Cette initiative gabonaise s’inscrit pleinement dans une dynamique panafricaine croissante. De nombreux pays du continent, confrontés aux bouleversements mondiaux – qu’il s’agisse de crises sanitaires, de conflits géopolitiques ou de perturbations logistiques – cherchent activement à restaurer leur souveraineté alimentaire. L’accès à la nourriture est désormais perçu comme un pilier fondamental de la sécurité nationale, au même titre qu’un moteur économique essentiel.

Bâtir une filière solide avant de fermer les frontières

Le succès de cette réforme repose sur un principe clair et non négociable : une interdiction des importations sans une capacité de production locale adéquate engendrerait inévitablement pénuries et flambée des prix.

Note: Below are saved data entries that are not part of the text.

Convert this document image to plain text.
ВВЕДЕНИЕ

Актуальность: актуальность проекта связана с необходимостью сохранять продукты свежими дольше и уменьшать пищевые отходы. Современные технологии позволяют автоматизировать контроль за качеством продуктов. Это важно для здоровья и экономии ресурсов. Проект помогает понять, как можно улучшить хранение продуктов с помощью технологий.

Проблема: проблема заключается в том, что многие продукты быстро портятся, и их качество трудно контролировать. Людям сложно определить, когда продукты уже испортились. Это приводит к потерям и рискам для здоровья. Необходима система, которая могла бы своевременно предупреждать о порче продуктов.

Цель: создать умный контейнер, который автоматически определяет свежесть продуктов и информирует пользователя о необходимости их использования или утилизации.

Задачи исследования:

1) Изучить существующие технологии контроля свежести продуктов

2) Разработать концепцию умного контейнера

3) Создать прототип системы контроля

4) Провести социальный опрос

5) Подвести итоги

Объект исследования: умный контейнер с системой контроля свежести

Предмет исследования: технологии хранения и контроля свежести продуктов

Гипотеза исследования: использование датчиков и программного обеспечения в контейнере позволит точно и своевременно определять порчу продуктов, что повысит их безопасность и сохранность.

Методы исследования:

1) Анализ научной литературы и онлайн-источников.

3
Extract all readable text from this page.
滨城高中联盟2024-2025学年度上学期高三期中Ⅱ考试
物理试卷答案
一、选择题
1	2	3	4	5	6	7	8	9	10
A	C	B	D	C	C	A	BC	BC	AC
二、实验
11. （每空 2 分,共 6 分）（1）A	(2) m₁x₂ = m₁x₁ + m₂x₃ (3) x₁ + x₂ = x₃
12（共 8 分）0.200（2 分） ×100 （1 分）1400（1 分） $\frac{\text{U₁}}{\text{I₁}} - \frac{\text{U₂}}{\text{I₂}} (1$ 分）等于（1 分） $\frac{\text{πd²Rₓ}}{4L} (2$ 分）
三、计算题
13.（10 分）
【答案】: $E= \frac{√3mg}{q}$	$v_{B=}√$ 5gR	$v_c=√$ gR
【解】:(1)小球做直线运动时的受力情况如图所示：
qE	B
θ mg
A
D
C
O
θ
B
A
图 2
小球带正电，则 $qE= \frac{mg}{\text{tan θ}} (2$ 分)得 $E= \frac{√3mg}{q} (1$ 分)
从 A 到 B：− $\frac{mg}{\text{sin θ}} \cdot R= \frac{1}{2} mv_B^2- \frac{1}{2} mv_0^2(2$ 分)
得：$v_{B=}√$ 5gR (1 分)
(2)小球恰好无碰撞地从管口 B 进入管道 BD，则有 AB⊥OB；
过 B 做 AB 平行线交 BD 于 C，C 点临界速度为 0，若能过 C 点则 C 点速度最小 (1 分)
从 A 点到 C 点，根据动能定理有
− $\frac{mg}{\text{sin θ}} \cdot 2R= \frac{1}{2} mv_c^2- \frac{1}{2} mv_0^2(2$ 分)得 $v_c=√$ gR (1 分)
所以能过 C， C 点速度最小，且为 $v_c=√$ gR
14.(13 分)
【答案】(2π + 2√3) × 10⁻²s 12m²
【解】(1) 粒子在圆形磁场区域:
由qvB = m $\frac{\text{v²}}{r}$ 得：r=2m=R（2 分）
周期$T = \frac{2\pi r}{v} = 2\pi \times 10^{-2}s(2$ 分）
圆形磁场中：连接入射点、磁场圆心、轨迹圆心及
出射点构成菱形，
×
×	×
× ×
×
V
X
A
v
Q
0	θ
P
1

Pour anticiper et prévenir un tel écueil, le gouvernement gabonais intensifie ses investissements préparatoires. Le Plan Opérationnel d’Urgence de la Filière Avicole détaille déjà l’aménagement de multiples sites de production à travers le territoire, bénéficiant du soutien précieux du Génie militaire. Les zones stratégiques de Nzamaligué et Ntoum-Tchad ont été sécurisées, tandis que les vastes plaines agricoles d’Ayémé et du Woleu-Ntem sont destinées à générer à terme près de cinq mille tonnes de poulet de chair annuellement. Un volet essentiel de cette stratégie concerne également le développement des cultures de maïs et de soja, éléments cruciaux puisque l’alimentation animale constitue une part prépondérante des coûts de production avicole. L’autonomie énergétique est aussi envisagée, avec l’intégration de kits solaires sur les futurs complexes industriels. Cependant, l’accès à l’eau représente un défi technique majeur, nécessitant la mise en œuvre d’un programme intensif de forages.

La mesure la plus emblématique de cette montée en puissance est sans conteste l’acquisition imminente de trois millions de poussins d’un jour. Une première tranche de plus de 262 000 poussins est prévue dès septembre prochain, marquant le début d’un approvisionnement croissant jusqu’à la fin de l’année.

Ces chiffres éloquents illustrent l’envergure du projet. Au-delà de la simple activité d’élevage, le Gabon aspire à forger un véritable écosystème industriel intégré, englobant la production agricole, la logistique efficiente, l’alimentation animale, la transformation des produits, une distribution optimisée et, surtout, la création massive d’opportunités d’emploi. Cette initiative pourrait bien s’affirmer comme un modèle pionnier de réindustrialisation agricole pour l’Afrique centrale. Le défi majeur réside désormais dans une exécution irréprochable.

Certes, des obstacles subsistent : les difficultés de financement, les contraintes foncières, la modernisation des infrastructures routières et les défis logistiques pourraient potentiellement freiner cet élan. Cependant, la volonté politique est clairement affichée. Le Gabon ne se contentera plus d’importer sa subsistance. Le pays aspire à générer sa propre sécurité alimentaire, à développer une richesse agricole durable et à reprendre pleinement le contrôle d’une composante vitale de sa souveraineté économique. Dans un contexte mondial où les chaînes d’approvisionnement se montrent de plus en plus vulnérables, cette démarche audacieuse pourrait bien, à terme, ne plus être perçue comme une singularité, mais comme une impérieuse nécessité pour de nombreuses nations africaines.